Television jingles generally can’t be credited with changing someone’s life; usually the earworm is responsible for your knowledge of an obscure phone number to a plumbing company, but that’s about it. For a young Karen Jacobsen however, it was the beginning of her passion for music and voice work.
“I knew the words and tune to every jingle on TV when I was a kid,” Jacobsen shared. “My fascination for music started early, and my parents encouraged it.”
Dedication to her craft translated into years of voice lessons, musical productions, and voice work that led her to be featured in several commercials. And while conquering the Australian market was no mean feat, Karen’s aspirations had her looking to the States and “making it big” like her childhood hero, Olivia Newton John.
But making it big in the United States took a completely different form when she answered an ad asking for a young Australian woman living in New York to do three weeks of voice work.
“I knew this job was for me the second I saw it,” she said.
For those three weeks, Jacobsen spent four hours a day reading from a script the size of a phone book. The rest of the time she spent writing music and resting her voice for the next day of work. She moved on to other jobs after, not thinking much about what her voice work would be used for—more often than not, those whose voices are used for audio don’t know where or how their recordings will be used.
It was a big shock, then, for Jacobsen, who received a call from a friend of hers in her native country, telling her that her voice was coming out of one of the name-brand GPS devices on the market. Since then, her voice has been used in 400 million devices worldwide, including the voice of Siri for the Apple iPhone in Australia.
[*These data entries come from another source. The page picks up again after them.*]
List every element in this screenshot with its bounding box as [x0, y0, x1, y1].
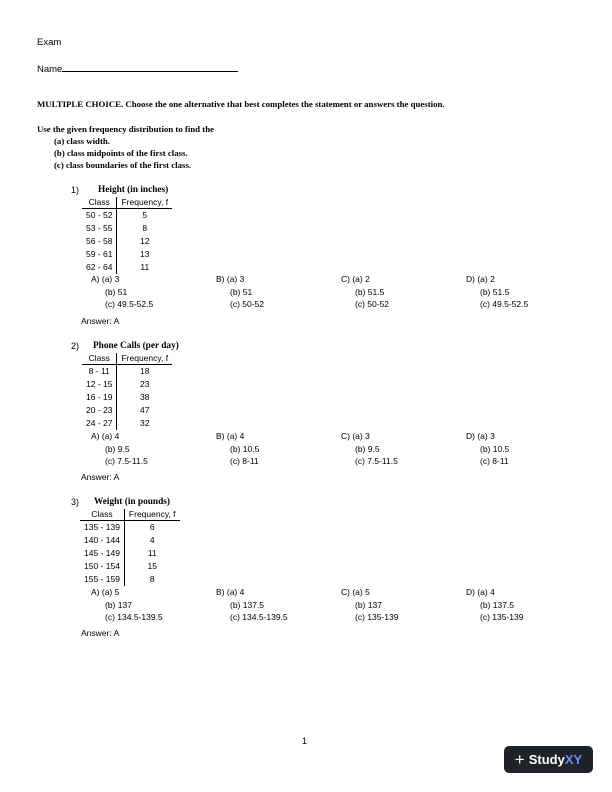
table-header-class: Class [82, 197, 117, 209]
choice-line: A) (a) 5 [91, 587, 120, 597]
frequency-cell: 8 [149, 573, 155, 584]
choice-line: (c) 134.5-139.5 [105, 612, 163, 622]
answer-text: Answer: A [81, 472, 120, 482]
question-number: 2) [71, 341, 80, 351]
choice-line: C) (a) 3 [341, 431, 370, 441]
choice-line: (c) 135-139 [355, 612, 399, 622]
choice-a[interactable] [91, 430, 148, 468]
table-header-class: Class [82, 353, 117, 365]
choice-line: (c) 8-11 [230, 456, 259, 466]
class-cell: 145 - 149 [80, 547, 124, 560]
choice-line: (c) 135-139 [480, 612, 524, 622]
instruction-line: (c) class boundaries of the first class. [54, 160, 192, 170]
frequency-cell: 15 [147, 560, 157, 571]
frequency-cell: 13 [140, 248, 150, 259]
table-header-frequency: Frequency, f [121, 197, 169, 207]
choice-line: B) (a) 4 [216, 587, 245, 597]
choice-line: C) (a) 2 [341, 274, 370, 284]
instructions [37, 123, 214, 171]
frequency-cell: 12 [140, 235, 150, 246]
table-row [82, 404, 172, 417]
choice-line: C) (a) 5 [341, 587, 370, 597]
choice-line: (b) 51 [105, 286, 128, 297]
answer-text: Answer: A [81, 628, 120, 638]
choice-line: A) (a) 3 [91, 274, 120, 284]
instruction-line: (b) class midpoints of the first class. [54, 148, 188, 158]
frequency-cell: 18 [140, 366, 150, 376]
question-title: Weight (in pounds) [94, 497, 170, 507]
choice-line: (c) 49.5-52.5 [105, 299, 154, 309]
table-header-class: Class [80, 509, 124, 521]
answer-text: Answer: A [81, 316, 120, 326]
name-label: Name [37, 64, 63, 75]
choice-b[interactable] [216, 430, 259, 468]
table-row [82, 378, 172, 391]
table-header-frequency: Frequency, f [121, 353, 169, 363]
choice-line: D) (a) 4 [466, 587, 495, 597]
choice-line: B) (a) 4 [216, 431, 245, 441]
frequency-table [82, 353, 172, 430]
choice-d[interactable] [466, 430, 509, 468]
choice-d[interactable] [466, 273, 528, 311]
choice-line: (c) 50-52 [355, 299, 390, 309]
table-row [80, 547, 180, 560]
frequency-cell: 4 [149, 534, 155, 545]
plus-icon: + [514, 750, 525, 769]
choice-b[interactable] [216, 273, 264, 311]
choice-c[interactable] [341, 586, 398, 624]
class-cell: 8 - 11 [82, 365, 117, 378]
table-row [80, 521, 180, 534]
studyxy-logo-badge[interactable] [504, 746, 593, 773]
logo-text-study: Study [528, 752, 565, 767]
choice-line: (c) 8-11 [480, 456, 509, 466]
choice-line: (c) 7.5-11.5 [105, 456, 148, 466]
question-title: Height (in inches) [98, 185, 169, 195]
choice-line: A) (a) 4 [91, 431, 120, 441]
class-cell: 59 - 61 [82, 248, 117, 261]
choice-c[interactable] [341, 430, 398, 468]
table-row [82, 209, 172, 222]
instruction-line: Use the given frequency distribution to find the [37, 124, 215, 134]
choice-line: (c) 134.5-139.5 [230, 612, 288, 622]
choice-c[interactable] [341, 273, 389, 311]
class-cell: 16 - 19 [82, 391, 117, 404]
class-cell: 135 - 139 [80, 521, 124, 534]
table-row [82, 417, 172, 430]
choice-d[interactable] [466, 586, 523, 624]
choice-b[interactable] [216, 586, 288, 624]
choice-line: B) (a) 3 [216, 274, 245, 284]
choice-line: (b) 137.5 [480, 599, 515, 610]
frequency-cell: 6 [149, 522, 155, 532]
section-header: MULTIPLE CHOICE. Choose the one alternative that best completes the statement or answers the question. [37, 99, 445, 109]
question-title: Phone Calls (per day) [93, 341, 179, 351]
frequency-cell: 8 [142, 222, 148, 233]
table-row [82, 222, 172, 235]
table-row [82, 365, 172, 378]
choice-line: (b) 10.5 [230, 443, 260, 454]
table-row [82, 261, 172, 274]
choice-line: (b) 137.5 [230, 599, 265, 610]
frequency-cell: 47 [140, 404, 150, 415]
choice-line: D) (a) 2 [466, 274, 495, 284]
choice-line: (b) 51.5 [480, 286, 510, 297]
choice-a[interactable] [91, 586, 163, 624]
exam-label: Exam [37, 37, 62, 48]
instruction-line: (a) class width. [54, 136, 110, 146]
choice-line: (b) 10.5 [480, 443, 510, 454]
choice-line: (c) 49.5-52.5 [480, 299, 529, 309]
table-row [80, 573, 180, 586]
choice-line: (b) 51 [230, 286, 253, 297]
frequency-cell: 23 [140, 378, 150, 389]
choice-line: (b) 137 [355, 599, 382, 610]
page-number: 1 [302, 736, 308, 746]
choice-line: (b) 137 [105, 599, 132, 610]
table-row [80, 534, 180, 547]
choice-line: (b) 9.5 [355, 443, 380, 454]
table-row [82, 235, 172, 248]
choice-line: (c) 7.5-11.5 [355, 456, 398, 466]
choice-line: D) (a) 3 [466, 431, 495, 441]
class-cell: 62 - 64 [82, 261, 117, 274]
choice-line: (b) 51.5 [355, 286, 385, 297]
class-cell: 24 - 27 [82, 417, 117, 430]
question-number: 1) [71, 185, 80, 195]
logo-text-xy: XY [564, 752, 583, 767]
name-field[interactable] [37, 63, 238, 75]
class-cell: 150 - 154 [80, 560, 124, 573]
class-cell: 56 - 58 [82, 235, 117, 248]
choice-line: (c) 50-52 [230, 299, 265, 309]
class-cell: 50 - 52 [82, 209, 117, 222]
frequency-cell: 32 [140, 417, 150, 428]
frequency-table [80, 509, 180, 586]
class-cell: 20 - 23 [82, 404, 117, 417]
frequency-cell: 11 [147, 547, 157, 558]
table-row [82, 248, 172, 261]
frequency-cell: 5 [142, 210, 148, 220]
class-cell: 53 - 55 [82, 222, 117, 235]
frequency-cell: 38 [140, 391, 150, 402]
table-header-frequency: Frequency, f [128, 509, 176, 519]
name-blank-line[interactable] [62, 63, 238, 72]
table-row [82, 391, 172, 404]
choice-line: (b) 9.5 [105, 443, 130, 454]
table-row [80, 560, 180, 573]
class-cell: 140 - 144 [80, 534, 124, 547]
class-cell: 12 - 15 [82, 378, 117, 391]
question-number: 3) [71, 497, 80, 507]
frequency-table [82, 197, 172, 274]
frequency-cell: 11 [140, 261, 150, 272]
choice-a[interactable] [91, 273, 153, 311]
class-cell: 155 - 159 [80, 573, 124, 586]
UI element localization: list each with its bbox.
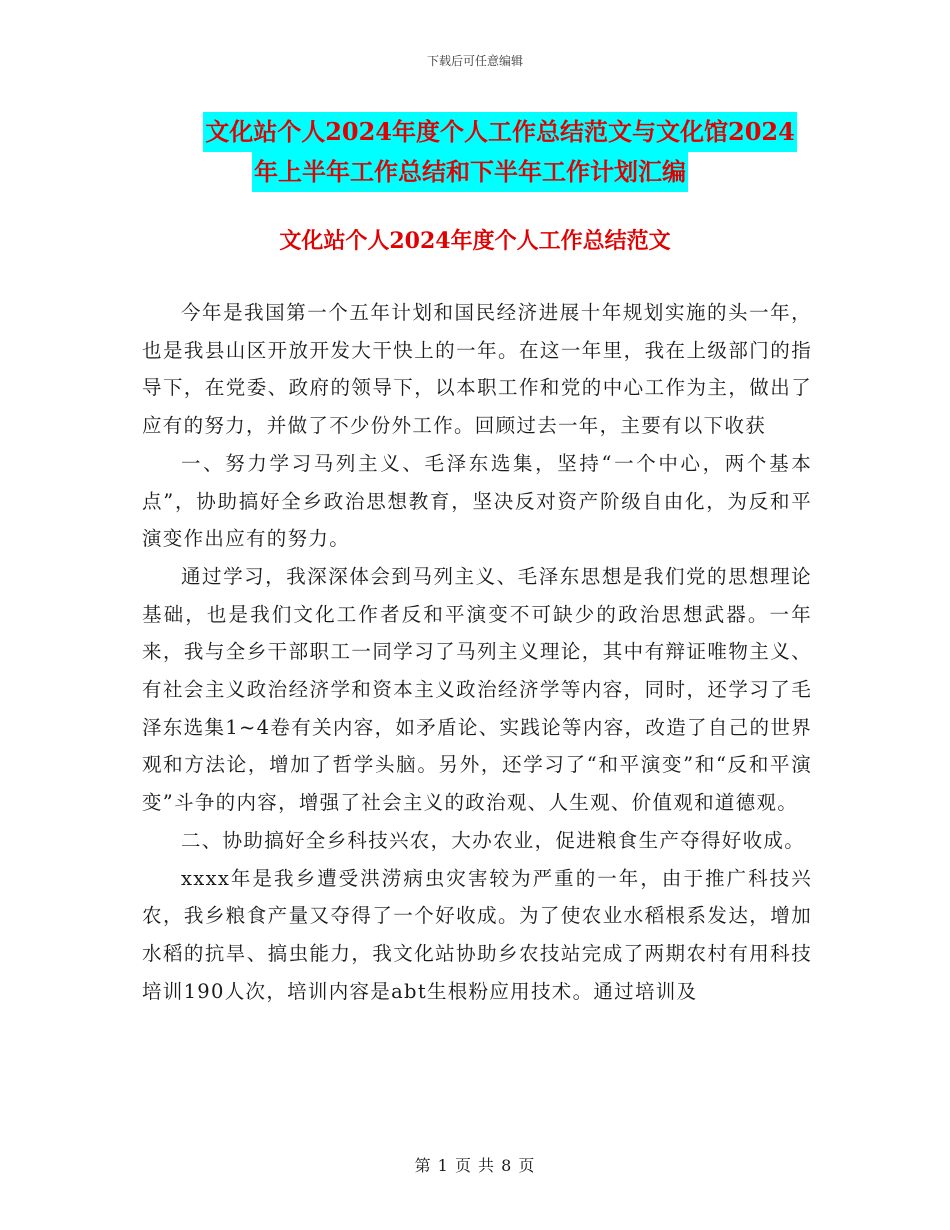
paragraph: 一、努力学习马列主义、毛泽东选集，坚持“一个中心，两个基本点”，协助搞好全乡政治思想教育，坚决反对资产阶级自由化，为反和平演变作出应有的努力。 <box>142 451 812 551</box>
paragraph: 二、协助搞好全乡科技兴农，大办农业，促进粮食生产夺得好收成。 <box>181 828 806 852</box>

“For the longest time I was a Luddite, and now my voice is in millions upon millions of tech devices,” she joked. “I’ll often be in the car with friends and they’ll have their GPS devices on, and as my voice is guiding them around they’ll turn to me and ‘verify’ the directions. My child adds the word, ‘dad’ after each line of directions from a GPS device, as if I’m telling my husband specifically where to go. It’s quite funny to experience.”
I was fascinated by how the sizeable script she read turned into directions for nearly every corner of the globe. And although she admitted she was not well-versed in technology, Jacobsen could break the process down.
“The script was so large because they weren’t looking for specific words, but sounds of syllables. Before I began reading, engineers had to calculate the easiest way to capture all of the sounds necessary; I couldn’t have read every English word in creation—I’d still be recording. Once my recording was complete, they would chop up the words, extract the sound of the syllables, and then paste them together.”
The result? You get home safe despite being lost and in a bad-looking neighborhood at night. Granted, Jacobsen can’t take too much credit the mechanics of it, but her soothing voice gets you through the ordeal with aplomb.
There have been some unexpected rewards from being The GPS Girl—Jacobsen has been able to build relationships and meet hundreds of people because strangers often recognize her voice. Most unusual, and enjoyable, is the number of stories she has heard in response.
“The script was so large because they weren’t looking for specific words, but sounds of syllables. Before I began reading, engineers had to calculate the easiest way to capture all of the sounds necessary; I couldn’t have read every English word in creation—I’d still be recording.
“Once people put two and two together and realize I’m the voice they drive around with, I often hear about their travels, or how having a GPS device brought someone comfort when they were lost. You would think voice work is an alienating career—you’re in a booth alone recording audio and you don’t know who is going to hear it or what it is going to be used for—but in my case it has been the opposite. The human connection was something I didn’t expect.”